Back in 2011, I stopped in Melaka Malaysia for a few days on my 3-month trip through Southeast Asia. I nearly fell in love with the town. Back then I noted that the town was on the verge of over-touristification. I admired the fact that Melaka was more or less a living, breathing town. Sure there were plenty of souvenir shops, but the town was still alive with local life, not to mention its rich colonial past and history of multi-racial immigration.
On that trip, I stopped in to an art studio in the old town and met an artist. His name was Stanley Ho. We chatted a bit and I bought a few of his paintings. His studio was located in one of the old shop houses that were typical in Melaka a couple hundred years ago.
I took a few photos with him and went on my way. Melaka left me with such a good impression, that I vowed to return.
I’m in Melaka again. I don’t have much of a sightseeing agenda, just hanging around town, enjoying the vibe here. I have carefully plotted out all my meals. Eating is one of the Melaka’s highlights.

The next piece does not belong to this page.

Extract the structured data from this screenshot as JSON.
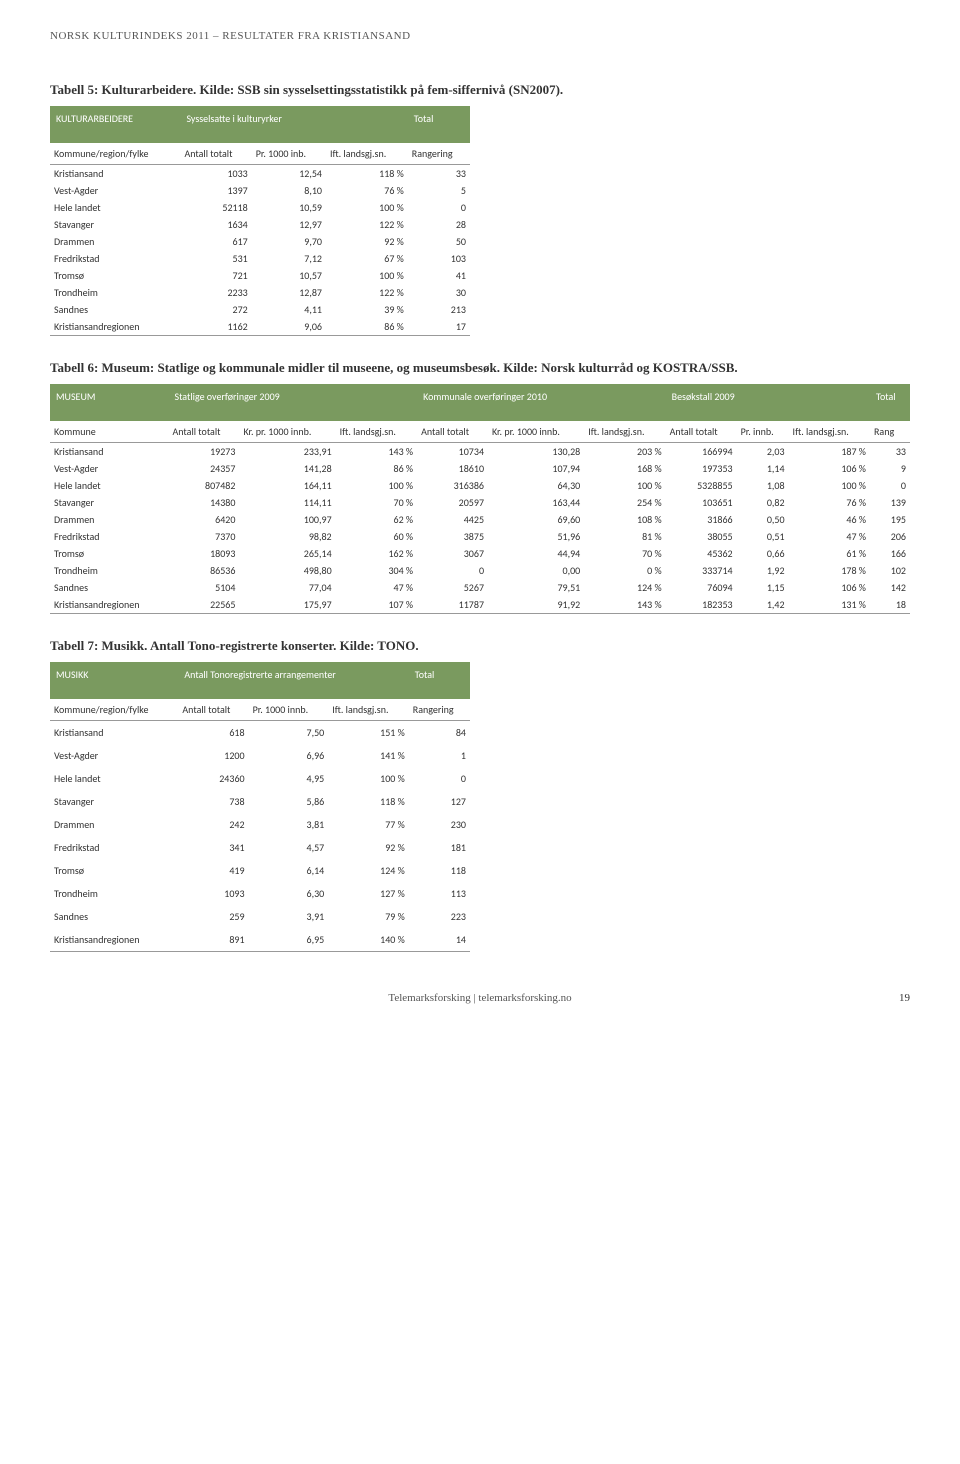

I have also planned to drop by Stanley Ho’s studio. He’s the only person I know around town and it would be nice to see how life is for him after two years.
Except one problem: Stanley Ho’s studio isn’t there anymore.
8 Heeren Street is not Stanley Ho’s address. It is the sight of what’s called a model conservation project. A non-profit organization had obtained funding in the early 2000’s to restore one of the old shop houses. Melaka has a long and varied history and architecture has been modified over the years. There were colonial powers at work here too: the Portuguese, the Dutch, and the British. All the while Chinese and Indian traders settled and inter-married with the local population.
8 Heeren St. is an example of a former shop house. The shop, opening up to the street was in the front, while the house was in the back. This type of construction was typical of those built in Melaka between the mid-1600s and the late 1800s. It’s open every day of the week for visitors.
“And here is the preserved inner-core and the buffer-zone.” I’m looking at a map of Melaka with one of the volunteers at 8 Heeren Street. Melaka was declared a UNESCO sight in 2008 and subsequently construction is now regulated, especially in the historic inner core.
“So how is it that a Hard Rock Café was allowed to be built last year?” I ask.
“Ahhh…” He’s hesitating. I can tell he’s uncomfortable. The new and unsightly Hard Rock Café clearly falls within the inner core on the UNESCO map.
“It sounds like a bit of bribery to me.” I suggest.
He doesn’t confirm or deny my statement and I can tell it’s not something he’s happy about or wants to discuss.
The two volunteers are quite friendly and they continue to explain the history of Melaka’s architecture as well as the intricate cultural and ethnic makeup of the place.
After seeing the rest of the shop house, I thank them, and continue on my way.
Halfway down the street, I realize I still have no answers as to the whereabouts of Stanley Ho and his studio. I turn around and head right back into 8 Heeren.
“A couple years back there was this artist name Stanley Ho. He had a studio right near here…” I explain.
“Actually, you’re not the first to ask.” He begins. “You see, a couple years ago, rent control, which was established right after the war [Second World War], was repealed. Rents have been going up ever since, and it’s driving people out.”
“That’s a familiar story in towns like Melaka around the world.” I add.
“A property that once cost 1-1.5 million ringgit is now about 5 million. This street used to have a lot of studios. Stanley got pushed out.”
I was disappointed.
“I’m not sure where he moved to, but you might try asking around at one of the other studios.”
I thanked him and left. I asked around at a couple of other studios but my search went dead.
Now I am vowing to return to Melaka once again to find Stanley Ho and his art Studio. Do you know where he is? Help me find Stanley!